Face à la militante et journaliste musulmane Rokhaya Diallo, il a demandé que soient levés tous les risques d'amalgames autour de l'islam:

«La gauche appelle aujourd'hui à manifester, c'est très bien et j'irai aussi manifester. Il faudrait également et urgemment que manifestent aujourd'hui les Français musulmans qui, évidemment, ne se reconnaissent pas dans cet attentat terroriste, sinon on va craindre effectivement les amalgames.»

S'en est suivi un échange très vif sur le plateau de l'émission, et Rokhaya Diallo s'est empressée de répondre:

«Quand j'entends dire que l'on somme les musulmans de se désolidariser d'un acte qui n'a rien d'humain, oui, effectivement, je me sens visée. J'ai le sentiment que toute ma famille et tous mes amis musulmans sont mis sur le banc des accusés. Est-ce que vous osez me dire, ici, que je suis solidaire? Vous avez vraiment besoin que je verbalise? Donc, moi, je suis la seule autour de la table à devoir dire que je n'ai rien à voir avec ça.»

La journaliste a eu du mal à cacher son émotion, et a fini en larmes sur le plateau, comme l'a fait remarquer Marc-Olivier Fogiel. Malgré la polémique qui a suivi ce débat, Ivan Rioufol a maintenu ses propos sur Twitter.

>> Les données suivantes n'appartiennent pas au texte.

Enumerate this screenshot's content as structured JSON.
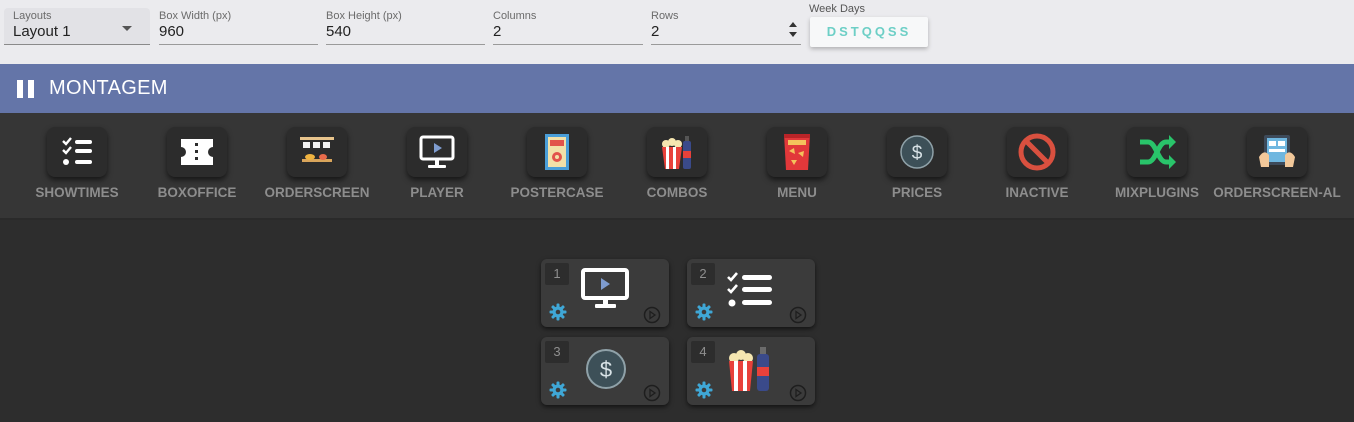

Comment peut-on demander aux musulmans de prendre la parole pour se désolidariser d’un comportement qu’il leur est étranger? N’est-ce pas là sous-entendre, comme le disait Rokhaya Diallo, qu’ils seraient par défaut favorables à ces actes de terreurs? Va-t-on finir par demander à chaque personne croyante, quelle que soit sa confession, de se désolidariser d'actes commis soi-disant au nom de sa foi?

Face à la peur d'une islamophobie grimpante en France, la réponse est venue, encore une fois, des réseaux sociaux. La journaliste de la chaîne Public Sénat Nora Hamadi a vivement réagi à ces demandes répétées de prise de position visant à séparer l'islam des actes terroristes:

Nordine Nabili, directeur du BondyBlog, exprimait déjà en septembre 2014 la colère de certains musulmans contre cette exigence de «désolidarisation». Dans les colonnes du journal Libération, il estimait que des mouvements comme #NotInMyName reviennent à «se sentir coupable» et à «enfermer les musulmans»:

«On n’a aucun compte à rendre sur les pratiques en Algérie, en Syrie ou en Irak, on ne les connaît pas plus qu’autre chose. [...] Si l’indignation doit s’exprimer publiquement, c’est une indignation républicaine, pas uniquement venant des musulmans.»

La comédienne et réalisatrice Amandine Gay (qui contribue aussi à Slate) a de son côté lancé le hashtag #voyageavecmoi sur Twitter. Ce mouvement est inspiré du #illridewithyou, lancé en soutien aux musulmans après la prise d'otages dans un café de Sydney en décembre 2014.

Est-ce que l'essence même de notre humanisme ne serait pas plutôt de ce côté-là? Souvent discriminés en France, les musulmans ne devraient pas avoir à faire ces efforts supplémentaires qu'on leur demande simplement à cause de leur religion, déjà salie par cette tragédie. Pourrait-on plutôt dire que c'est à la France toute entière, puisqu'on parle d'humanisme, de leur assurer de notre soutien, et de se tenir à leurs côtés?